It is the 64,000 question. A bit over that number of new Qashqais were sold last year, which is a remarkably high number given that the Nissan has been one of the country’s favourite SUVs for some time. But the question is, not whether you should buy a Qashqai, but what boxes will you tick? In other words, what extras will enhance the experience and which accessories represent good value? This is what we’d do.
Choose N-Connecta trim
It’s easy to get carried away. Oh look, if we go for Tekna + we get leather trim and sports seats to go with the Tekna’s raft of safety kit, 19in alloys and upgraded stereo. However, the N-Connecta level still gives you sensors front and back, surround-view camera, keyless start and a 7in touchscreen that includes sat nav. In terms of value for money this is the sweet spot.

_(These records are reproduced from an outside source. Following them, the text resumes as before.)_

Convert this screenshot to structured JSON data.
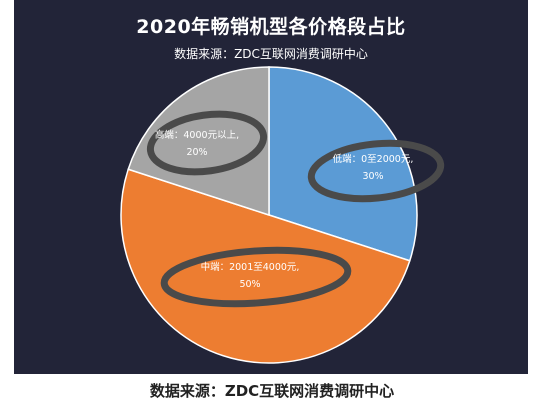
{
  "chart_data": {
    "type": "pie",
    "title": "2020年畅销机型各价格段占比",
    "subtitle": "数据来源：ZDC互联网消费调研中心",
    "slices": [
      {
        "line1": "低端：0至2000元,",
        "line2": "30%",
        "value": 30,
        "color": "#5b9bd5"
      },
      {
        "line1": "中端：2001至4000元,",
        "line2": "50%",
        "value": 50,
        "color": "#ed7d31"
      },
      {
        "line1": "高端：4000元以上,",
        "line2": "20%",
        "value": 20,
        "color": "#a5a5a5"
      }
    ]
  },
  "caption": "数据来源：ZDC互联网消费调研中心"
}
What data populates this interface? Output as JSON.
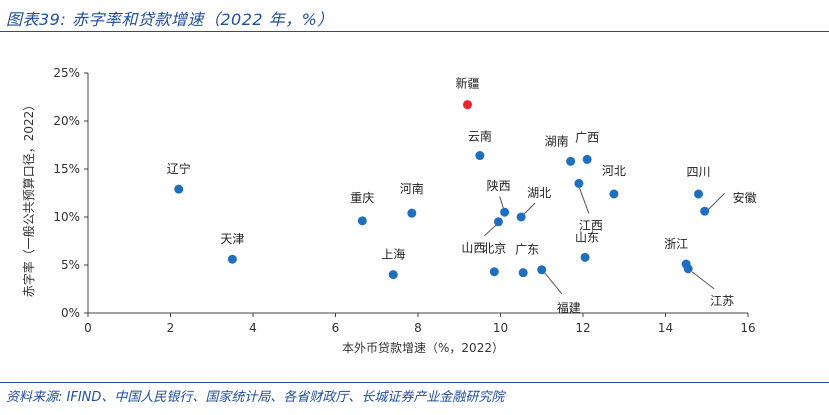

Although metallic paint is a £575 option, choosing it will add to the resale value of your vehicle. This assumes you can choose a colour that won’t put off future buyers, like an overly bright red. Silver and black are perennial favourites.
Panoramic glass roof
This won’t suit everyone. If you usually carry children in the rear then it’s fine, but if your rear passengers more closely resemble giraffes then it isn’t fine, as the roof reduces rear headroom. However, it does increase the amount of light coming into the vehicle, which can be very welcome. The pack it comes with includes a one-touch electric shade, so you can keep out the sun when you choose rather than feeling like an ant under a magnifying glass. At £450 this isn’t the cheapest of options but it does improve the ambience in the cabin.
When the sun definitely isn’t shining you may well find heated seats a valuable investment. For £295 you’ll get a warm bum and back and that seems like a good deal, particularly as it includes a Thermaclear heated windscreen as part of the pack.
The LED lights really do represent a step forward for night-time driving. If we lived out of the city, beyond the lights, we’d definitely consider this pack, which includes adaptive front LED lights as well as automatic self-levelling. At £495 this comes under the heading of safety, although they look good too.
Like most manufacturers Nissan has realised if it replaces an actual spare wheel with just a puncture repair kit then it saves money on the rim and tyre and it also helps lose weight which can improve fuel consumption and emissions. Something that may not work for you by the side of the road with a big rip in your tyre. We’d go for the space-saver spare wheel which costs £215.